September 07, 2023
Permitting Reform: An Opportunity for CCS to Lead the Way
Permitting processes have historically been the bane of the energy industry. This pain is widely shared across stakeholders, all of whom have related concerns and recommendations: grid operators have urged regulators to streamline permitting for clean energy infrastructure, and fossil fuel companies have expressed that permitting delays will prevent them from achieving mandated GHG emissions reductions in a timely manner.
To mitigate this concern, some fossil fuel companies are installing carbon capture systems (CCS) to reduce their GHG emissions. This presents an opportunity for permitting reform: several states have successfully expedited and implemented new permitting processes that are enabling fossil fuel plants to adopt climate mitigation technologies more readily.
How does this affect you?
Natural gas plants should take advantage of CCS and consider renewable natural gas (RNG) fuel to further reduce their emissions profiles.
Oil and gas companies should seek additional solutions to reduce their overall emissions, including the decommissioning of under-performing wells in order to reduce GHG emissions more broadly.
CCS developers and operators should focus on successfully developing projects that are economically and environmentally advantageous in order to prove the value of CCS to other states considering speedier permitting processes.
Regulators need to understand the role that natural gas will play in their jurisdiction, and create policies that help to negate associated GHG emissions.
Two states, North Dakota and Wyoming, have been delegated authority by the EPA to administer certain well classes (Class VI), and the EPA recently announced its intent to approve Louisiana’s authority. Class VI permits can take about 3-6 years to work their way through the federal system, whereas states can process these applications in as little as 8 months.
It’s no surprise that these three states have pushed for primacy. North Dakota ranks third in both crude oil reserves and production, Wyoming has been the top coal-producing state, and Louisiana ranks third in natural gas production. These states rely heavily on oil and gas economically and in energy production.
Although permitting policies vary state by state, they all aim to achieve the same goals of safe and accelerated CCS investments. There is risk associated with both the financing and the long-term success of these projects.
Trust Fund: All three states require some form of a monetary fund dedicated to monitoring, testing, and maintaining storage facilities during both the operation and closure of any sites. The amount of money required for each fund varies between the states and is determined by fee structures set by each state’s commission plus a fee on each ton of CO2 injected for storage. While North Dakota has two types of trust funds set aside (operational and administrative), Wyoming and Louisiana are at a higher risk of dealing with responsibilities as the trust funds depend on a variety of factors like penalties, private contributions, and interest.
Penalties: Unlike the two other states, North Dakota clearly outlines an amount of up to $12,500 per offense if requirements set out in the permitting process are not met.
Public Hearing: The risks associated with public hearings are litigious in nature: if there is a smaller or insufficient window for public feedback, states are at risk of litigation holding up their projects.

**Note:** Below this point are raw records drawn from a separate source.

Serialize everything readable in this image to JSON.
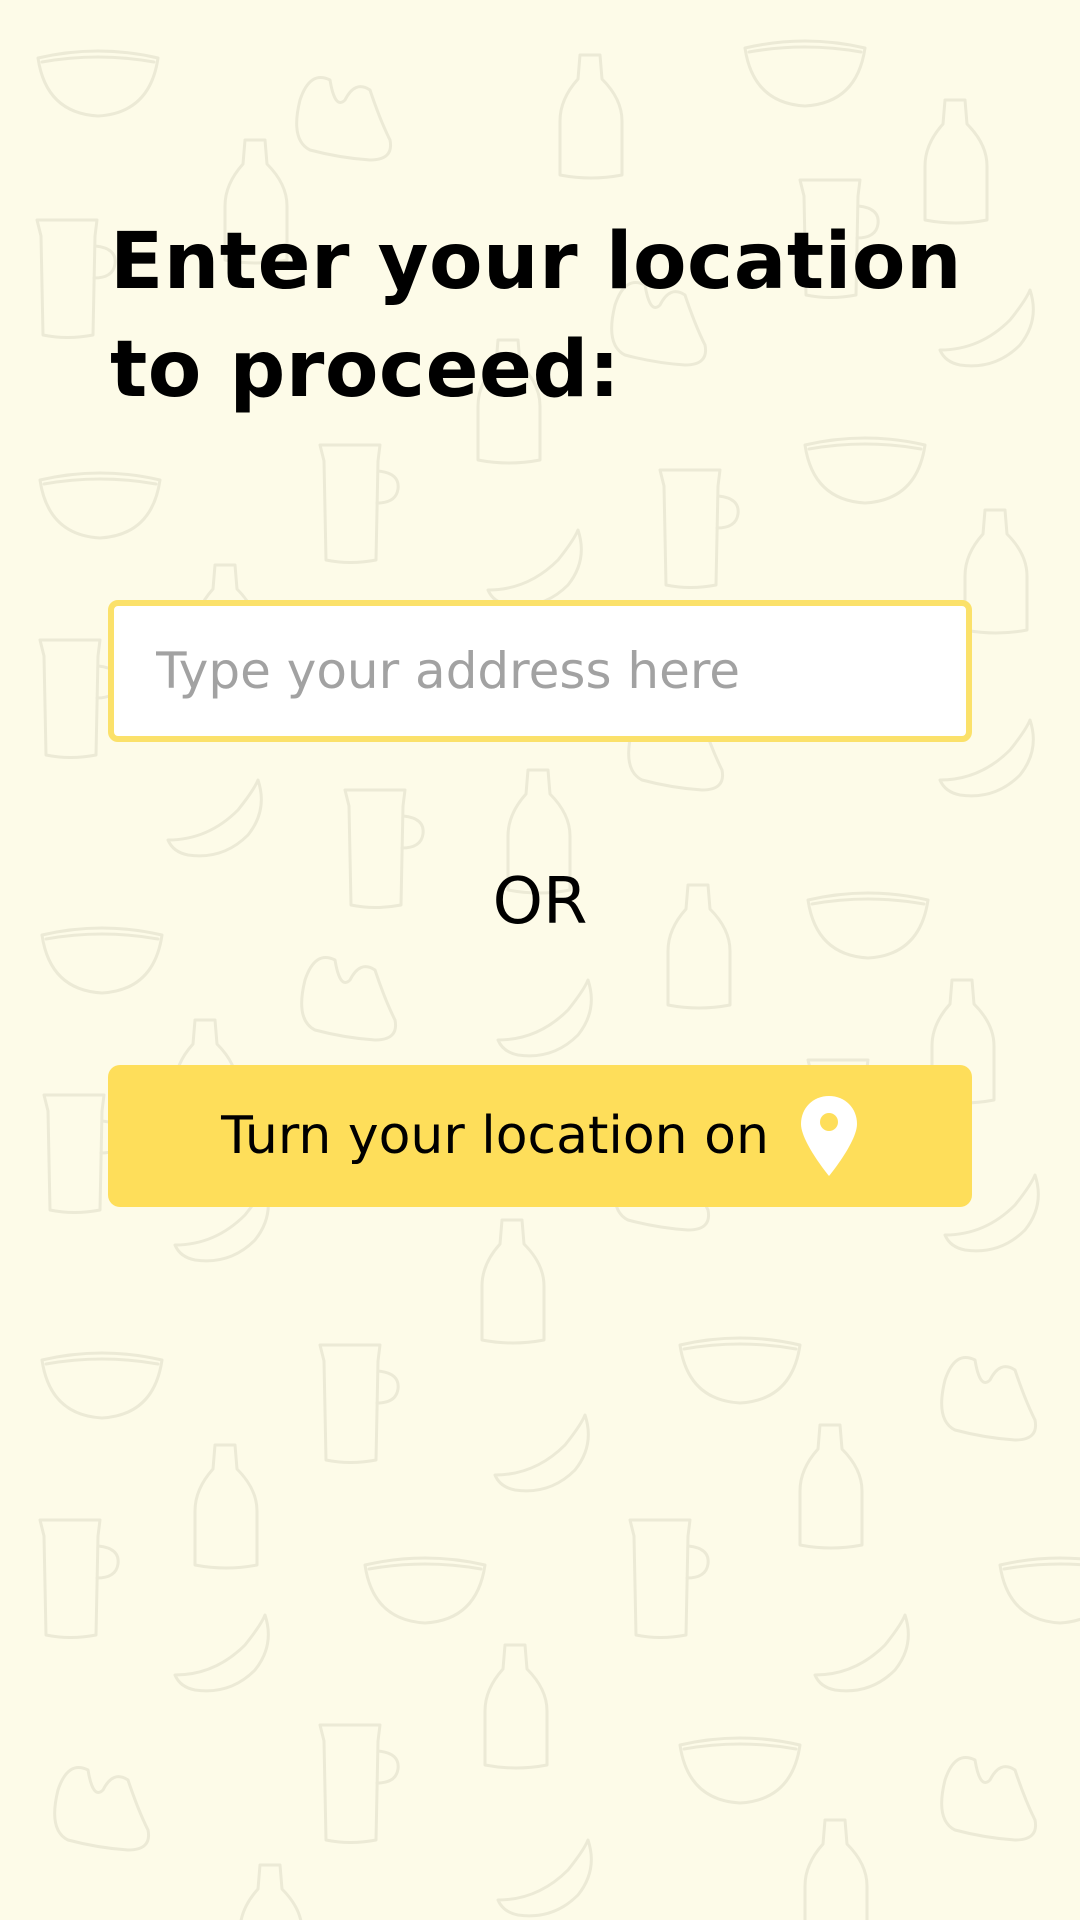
{
  "heading": "Enter your location to proceed:",
  "address": {
    "value": "",
    "placeholder": "Type your address here"
  },
  "divider_text": "OR",
  "location_button": {
    "label": "Turn your location on",
    "icon": "location-pin-icon"
  },
  "colors": {
    "background": "#fdfbe8",
    "accent": "#fede5a",
    "input_border": "#fbe16a",
    "pattern_stroke": "#ecead6"
  },
  "background_pattern": {
    "icons": [
      "bowl-icon",
      "bottle-icon",
      "jug-icon",
      "blob-icon",
      "slice-icon"
    ]
  }
}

Certificate of Completion: After a state-specific period of time, CCS operators will be awarded a Certificate of Completion. At this point, ownership and responsibility for the facility would be transferred to the state in both North Dakota and Louisiana (for Louisiana, the viability of this transfer is determined by whether or not there are sufficient funds in the Storage Fund). In Wyoming, CCS operators maintain the responsibility and cost of closing down facilities at the end of their lifetime.
The specific combination of risks varies by state based on their particular rules, and together can be categorized as either “High Risk” or “Low Risk”, and directly affect both CCS storage operations and identify responsible entities.
It is important to recognize that CCS technology can have long-term geological impact and unintentional release of CO2 can have adverse health impacts on nearby communities.
While CCS is one solution, shifting generation from higher-emitting to lower-emitting power plants will also reduce emissions and should be considered as well.
The movement towards state-level permitting reform is a positive sign that states are pushing for policies that allow them to meet climate-related mandates. However, whether states are granted primacy or the EPA continues to make final decisions, the permitting process needs to be simplified and untangled.